- Country: United States
- Language: English
- Genre(s): Science fiction

Publication
- Published in: Isaac Asimov's Science Fiction Magazine
- Publication type: Magazine
- Publisher: Dell
- Publication date: July 1982

= A Letter from the Clearys =

"A Letter from the Clearys" is a science fiction short story by American writer Connie Willis, originally published in the July 1982 issue of the Isaac Asimov's Science Fiction Magazine, and later reprinted in the short story collections Fire Watch (1984) and The Best of Connie Willis (2013). In 1983 it won the Nebula Award for best science fiction short story published in the two years prior to 1983.

==Plot summary==
"A Letter from the Clearys" starts with Lynn, a young teenage girl, and her dog making their way home through the countryside after a visit to the town's post office.

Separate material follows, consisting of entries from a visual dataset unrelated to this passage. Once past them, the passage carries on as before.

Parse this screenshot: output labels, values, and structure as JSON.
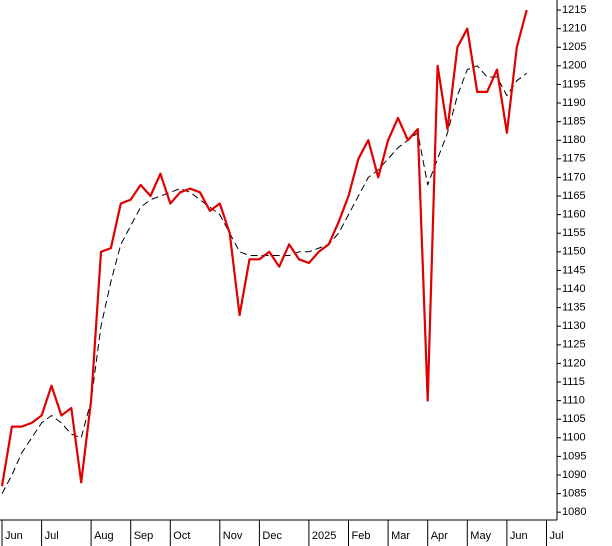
{
  "chart_data": {
    "type": "line",
    "categories": [
      "Jun",
      null,
      null,
      null,
      "Jul",
      null,
      null,
      null,
      null,
      "Aug",
      null,
      null,
      null,
      "Sep",
      null,
      null,
      null,
      "Oct",
      null,
      null,
      null,
      null,
      "Nov",
      null,
      null,
      null,
      "Dec",
      null,
      null,
      null,
      null,
      "2025",
      null,
      null,
      null,
      "Feb",
      null,
      null,
      null,
      "Mar",
      null,
      null,
      null,
      "Apr",
      null,
      null,
      null,
      "May",
      null,
      null,
      null,
      "Jun",
      null,
      null,
      null,
      "Jul"
    ],
    "series": [
      {
        "color": "#e00000",
        "style": "solid",
        "values": [
          1087,
          1103,
          1103,
          1104,
          1106,
          1114,
          1106,
          1108,
          1088,
          1110,
          1150,
          1151,
          1163,
          1164,
          1168,
          1165,
          1171,
          1163,
          1166,
          1167,
          1166,
          1161,
          1163,
          1155,
          1133,
          1148,
          1148,
          1150,
          1146,
          1152,
          1148,
          1147,
          1150,
          1152,
          1158,
          1165,
          1175,
          1180,
          1170,
          1180,
          1186,
          1180,
          1183,
          1110,
          1200,
          1183,
          1205,
          1210,
          1193,
          1193,
          1199,
          1182,
          1205,
          1215,
          null,
          null
        ]
      },
      {
        "color": "#000000",
        "style": "dashed",
        "values": [
          1085,
          1090,
          1096,
          1100,
          1104,
          1106,
          1104,
          1101,
          1100,
          1110,
          1130,
          1142,
          1152,
          1157,
          1162,
          1164,
          1165,
          1166,
          1167,
          1166,
          1164,
          1162,
          1160,
          1155,
          1150,
          1149,
          1149,
          1149,
          1149,
          1149,
          1150,
          1150,
          1151,
          1152,
          1155,
          1160,
          1165,
          1170,
          1172,
          1175,
          1178,
          1180,
          1182,
          1168,
          1175,
          1182,
          1192,
          1199,
          1200,
          1197,
          1197,
          1192,
          1196,
          1198,
          null,
          null
        ]
      }
    ],
    "ylim": [
      1077.9,
      1217.7
    ],
    "yticks": [
      1080,
      1085,
      1090,
      1095,
      1100,
      1105,
      1110,
      1115,
      1120,
      1125,
      1130,
      1135,
      1140,
      1145,
      1150,
      1155,
      1160,
      1165,
      1170,
      1175,
      1180,
      1185,
      1190,
      1195,
      1200,
      1205,
      1210,
      1215
    ],
    "grid": false
  }
}
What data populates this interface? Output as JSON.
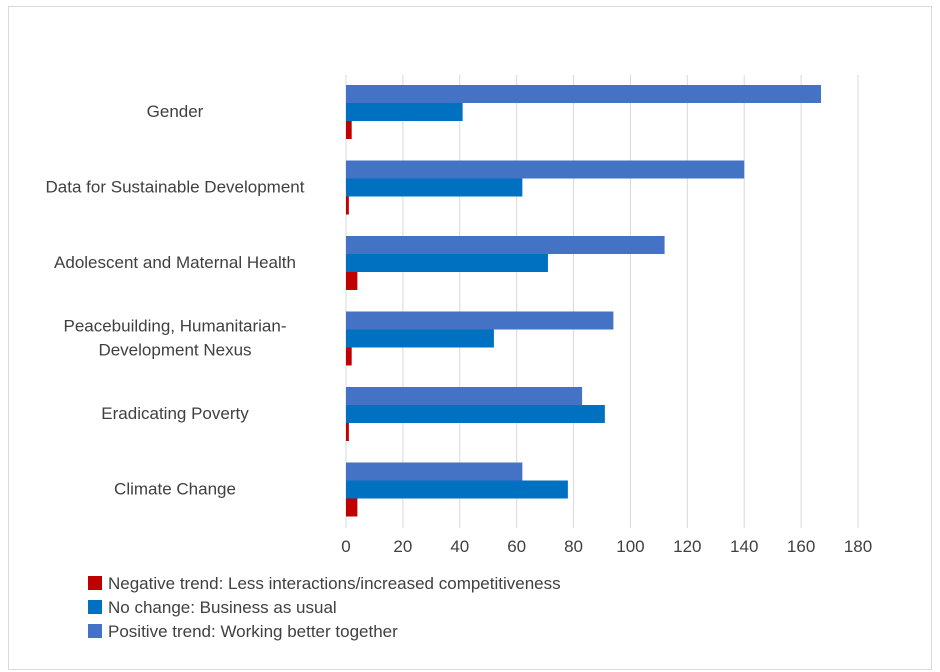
{
  "chart_data": {
    "type": "bar",
    "orientation": "horizontal",
    "title": "",
    "xlabel": "",
    "ylabel": "",
    "xlim": [
      0,
      180
    ],
    "x_ticks": [
      0,
      20,
      40,
      60,
      80,
      100,
      120,
      140,
      160,
      180
    ],
    "grid": "vertical",
    "legend_position": "bottom-left",
    "categories": [
      [
        "Gender"
      ],
      [
        "Data for Sustainable Development"
      ],
      [
        "Adolescent and Maternal Health"
      ],
      [
        "Peacebuilding, Humanitarian-",
        "Development Nexus"
      ],
      [
        "Eradicating Poverty"
      ],
      [
        "Climate Change"
      ]
    ],
    "series": [
      {
        "name": "Positive trend: Working better together",
        "color": "#4472c4",
        "values": [
          167,
          140,
          112,
          94,
          83,
          62
        ]
      },
      {
        "name": "No change: Business as usual",
        "color": "#0070c0",
        "values": [
          41,
          62,
          71,
          52,
          91,
          78
        ]
      },
      {
        "name": "Negative trend: Less interactions/increased competitiveness",
        "color": "#c00000",
        "values": [
          2,
          1,
          4,
          2,
          1,
          4
        ]
      }
    ],
    "legend_order": [
      2,
      1,
      0
    ]
  }
}
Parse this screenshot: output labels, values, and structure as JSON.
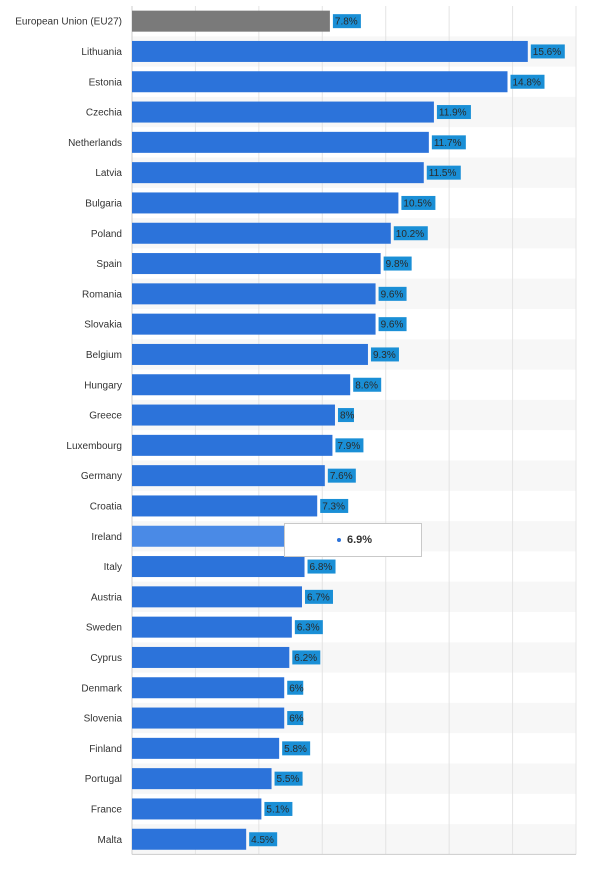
{
  "chart_data": {
    "type": "bar",
    "orientation": "horizontal",
    "categories": [
      "European Union (EU27)",
      "Lithuania",
      "Estonia",
      "Czechia",
      "Netherlands",
      "Latvia",
      "Bulgaria",
      "Poland",
      "Spain",
      "Romania",
      "Slovakia",
      "Belgium",
      "Hungary",
      "Greece",
      "Luxembourg",
      "Germany",
      "Croatia",
      "Ireland",
      "Italy",
      "Austria",
      "Sweden",
      "Cyprus",
      "Denmark",
      "Slovenia",
      "Finland",
      "Portugal",
      "France",
      "Malta"
    ],
    "values": [
      7.8,
      15.6,
      14.8,
      11.9,
      11.7,
      11.5,
      10.5,
      10.2,
      9.8,
      9.6,
      9.6,
      9.3,
      8.6,
      8,
      7.9,
      7.6,
      7.3,
      6.9,
      6.8,
      6.7,
      6.3,
      6.2,
      6,
      6,
      5.8,
      5.5,
      5.1,
      4.5
    ],
    "value_labels": [
      "7.8%",
      "15.6%",
      "14.8%",
      "11.9%",
      "11.7%",
      "11.5%",
      "10.5%",
      "10.2%",
      "9.8%",
      "9.6%",
      "9.6%",
      "9.3%",
      "8.6%",
      "8%",
      "7.9%",
      "7.6%",
      "7.3%",
      "",
      "6.8%",
      "6.7%",
      "6.3%",
      "6.2%",
      "6%",
      "6%",
      "5.8%",
      "5.5%",
      "5.1%",
      "4.5%"
    ],
    "xlim": [
      0,
      17.5
    ],
    "grid": true,
    "highlighted_category": "European Union (EU27)",
    "hovered_category": "Ireland",
    "colors": {
      "bar": "#2c73da",
      "bar_highlight": "#7a7a7a",
      "bar_hover": "#4a8ae6",
      "label_box": "#1a8fd6",
      "grid": "#e4e4e4",
      "band": "#f7f7f7"
    }
  },
  "tooltip": {
    "value": "6.9%"
  }
}
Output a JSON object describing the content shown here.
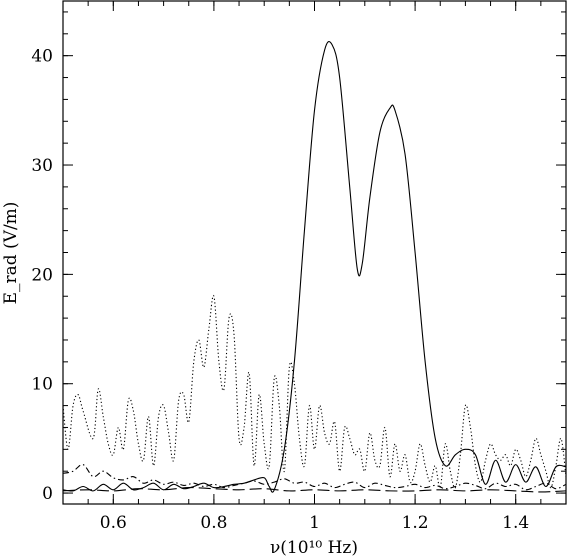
{
  "chart_data": {
    "type": "line",
    "xlabel": "ν(10¹⁰ Hz)",
    "ylabel": "E_rad (V/m)",
    "xlim": [
      0.5,
      1.5
    ],
    "ylim": [
      -1,
      45
    ],
    "xticks": [
      0.6,
      0.8,
      1.0,
      1.2,
      1.4
    ],
    "xtick_labels": [
      "0.6",
      "0.8",
      "1",
      "1.2",
      "1.4"
    ],
    "yticks": [
      0,
      10,
      20,
      30,
      40
    ],
    "ytick_labels": [
      "0",
      "10",
      "20",
      "30",
      "40"
    ],
    "grid": false,
    "legend": "none",
    "series": [
      {
        "style": "solid",
        "x": [
          0.5,
          0.52,
          0.54,
          0.56,
          0.58,
          0.6,
          0.62,
          0.64,
          0.66,
          0.68,
          0.7,
          0.72,
          0.74,
          0.76,
          0.78,
          0.8,
          0.82,
          0.84,
          0.86,
          0.88,
          0.9,
          0.91,
          0.92,
          0.94,
          0.96,
          0.98,
          1.0,
          1.02,
          1.035,
          1.05,
          1.07,
          1.085,
          1.095,
          1.11,
          1.13,
          1.15,
          1.16,
          1.18,
          1.2,
          1.22,
          1.24,
          1.26,
          1.28,
          1.3,
          1.32,
          1.34,
          1.36,
          1.38,
          1.4,
          1.42,
          1.44,
          1.46,
          1.48,
          1.5
        ],
        "y": [
          0.3,
          0.2,
          0.6,
          0.2,
          0.8,
          0.3,
          0.9,
          0.3,
          0.5,
          0.9,
          0.3,
          0.8,
          0.4,
          0.6,
          0.9,
          0.5,
          0.6,
          0.8,
          0.9,
          1.2,
          1.4,
          0.6,
          0.3,
          4.0,
          12.0,
          24.0,
          35.0,
          40.5,
          41.0,
          38.0,
          28.0,
          20.5,
          21.0,
          27.0,
          33.0,
          35.2,
          35.0,
          31.0,
          22.0,
          12.0,
          5.0,
          2.5,
          3.5,
          4.0,
          3.5,
          0.8,
          3.0,
          1.0,
          2.6,
          1.0,
          2.4,
          0.6,
          2.4,
          2.4
        ]
      },
      {
        "style": "dotted",
        "x": [
          0.5,
          0.51,
          0.52,
          0.53,
          0.54,
          0.56,
          0.57,
          0.58,
          0.59,
          0.6,
          0.61,
          0.62,
          0.63,
          0.64,
          0.65,
          0.66,
          0.67,
          0.68,
          0.69,
          0.7,
          0.71,
          0.72,
          0.73,
          0.74,
          0.75,
          0.76,
          0.77,
          0.78,
          0.79,
          0.8,
          0.81,
          0.82,
          0.83,
          0.84,
          0.85,
          0.86,
          0.87,
          0.88,
          0.89,
          0.9,
          0.91,
          0.92,
          0.93,
          0.94,
          0.95,
          0.96,
          0.97,
          0.98,
          0.99,
          1.0,
          1.01,
          1.02,
          1.03,
          1.04,
          1.05,
          1.06,
          1.07,
          1.08,
          1.09,
          1.1,
          1.11,
          1.12,
          1.13,
          1.14,
          1.15,
          1.16,
          1.17,
          1.18,
          1.19,
          1.2,
          1.21,
          1.22,
          1.23,
          1.24,
          1.25,
          1.26,
          1.27,
          1.28,
          1.29,
          1.3,
          1.31,
          1.32,
          1.33,
          1.34,
          1.35,
          1.36,
          1.37,
          1.38,
          1.39,
          1.4,
          1.41,
          1.42,
          1.43,
          1.44,
          1.45,
          1.46,
          1.47,
          1.48,
          1.49,
          1.5
        ],
        "y": [
          8.0,
          4.0,
          8.0,
          9.0,
          7.5,
          5.0,
          9.5,
          7.0,
          4.5,
          3.5,
          6.0,
          4.0,
          8.5,
          7.5,
          4.5,
          3.0,
          7.0,
          2.5,
          7.0,
          8.0,
          5.5,
          3.0,
          8.5,
          9.0,
          6.5,
          12.0,
          14.0,
          11.5,
          15.0,
          18.0,
          12.0,
          9.5,
          16.0,
          14.5,
          5.0,
          6.0,
          11.0,
          2.5,
          9.0,
          4.5,
          2.5,
          10.5,
          8.0,
          2.0,
          11.5,
          10.0,
          5.0,
          2.5,
          8.0,
          4.0,
          8.0,
          5.5,
          4.5,
          6.5,
          2.0,
          6.0,
          5.0,
          3.5,
          4.0,
          2.0,
          5.5,
          3.0,
          2.5,
          6.0,
          1.5,
          4.5,
          2.0,
          3.5,
          1.0,
          2.0,
          4.5,
          2.5,
          1.0,
          2.5,
          0.5,
          4.5,
          2.0,
          0.5,
          3.5,
          8.0,
          6.0,
          2.5,
          1.0,
          3.0,
          4.5,
          3.5,
          3.0,
          3.5,
          2.5,
          4.0,
          3.0,
          1.5,
          3.0,
          5.0,
          3.5,
          2.0,
          0.5,
          2.5,
          5.0,
          1.5
        ]
      },
      {
        "style": "dash-dot",
        "x": [
          0.5,
          0.52,
          0.54,
          0.56,
          0.58,
          0.6,
          0.62,
          0.64,
          0.66,
          0.68,
          0.7,
          0.72,
          0.74,
          0.76,
          0.78,
          0.8,
          0.82,
          0.84,
          0.86,
          0.88,
          0.9,
          0.92,
          0.94,
          0.96,
          0.98,
          1.0,
          1.02,
          1.04,
          1.06,
          1.08,
          1.1,
          1.12,
          1.14,
          1.16,
          1.18,
          1.2,
          1.22,
          1.24,
          1.26,
          1.28,
          1.3,
          1.32,
          1.34,
          1.36,
          1.38,
          1.4,
          1.42,
          1.44,
          1.46,
          1.48,
          1.5
        ],
        "y": [
          1.8,
          2.0,
          2.6,
          1.5,
          2.0,
          1.4,
          1.2,
          1.5,
          0.9,
          1.2,
          0.8,
          1.0,
          0.7,
          0.9,
          0.6,
          0.8,
          0.5,
          0.7,
          0.9,
          1.1,
          0.8,
          1.0,
          1.3,
          0.9,
          1.0,
          0.6,
          0.9,
          0.5,
          0.8,
          1.0,
          0.5,
          0.9,
          0.7,
          0.5,
          0.6,
          0.8,
          0.5,
          0.7,
          0.4,
          0.6,
          0.9,
          0.7,
          0.4,
          0.9,
          0.6,
          0.8,
          0.3,
          0.6,
          0.9,
          0.4,
          0.8
        ]
      },
      {
        "style": "long-dash",
        "x": [
          0.5,
          0.55,
          0.6,
          0.65,
          0.7,
          0.75,
          0.8,
          0.85,
          0.9,
          0.95,
          1.0,
          1.05,
          1.1,
          1.15,
          1.2,
          1.25,
          1.3,
          1.35,
          1.4,
          1.45,
          1.5
        ],
        "y": [
          0.2,
          0.3,
          0.2,
          0.4,
          0.3,
          0.5,
          0.4,
          0.3,
          0.4,
          0.2,
          0.3,
          0.2,
          0.3,
          0.2,
          0.2,
          0.3,
          0.2,
          0.3,
          0.2,
          0.1,
          0.2
        ]
      }
    ]
  }
}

The narrator is living with her parents, older brother and a neighbour. She feels somewhat neglected as her family are very busy building a greenhouse. In addition, while calling her dog she contrasts him with her previous dog.
When Lynn arrives home she reveals that she has found a letter from their friends, the Clearys. This family was due to have visited them 'before' but never came and they had always wondered why, wondering if a letter had been delivered to another family's postbox. The family is somewhat reluctant to hear the letter read but Lynn reads it out anyway.

As Mrs. Cleary asks for news about the family, the letter reveals that the older brother had been married and had a child, and also that the Clearys would have to postpone their planned visit until the next month.

This ordinary cheerful letter upsets the family greatly and Lynn states that this is not her fault, she simply found the letter.

It is now revealed that the family are hiding from looters in the aftermath of a nuclear war, which happened two years earlier. The missing family members had been on a day trip to one of the many places totally destroyed in the war, while the remaining family members are desperately trying to survive a nuclear winter (hence the importance of the greenhouse) and any starving looters. After one such attack the father's fear of returning looters led to his shooting at his daughter and killing her previous dog.

As the story closes the father is boarding up the abandoned post office as they cannot bear the possibility of finding another long-lost letter and any further reminder of how much they have lost. Lynn now reveals to the reader that, far from accidentally stumbling across the letter, she had been searching for it ever since 'it' happened. The letter had indeed been placed in the wrong postbox.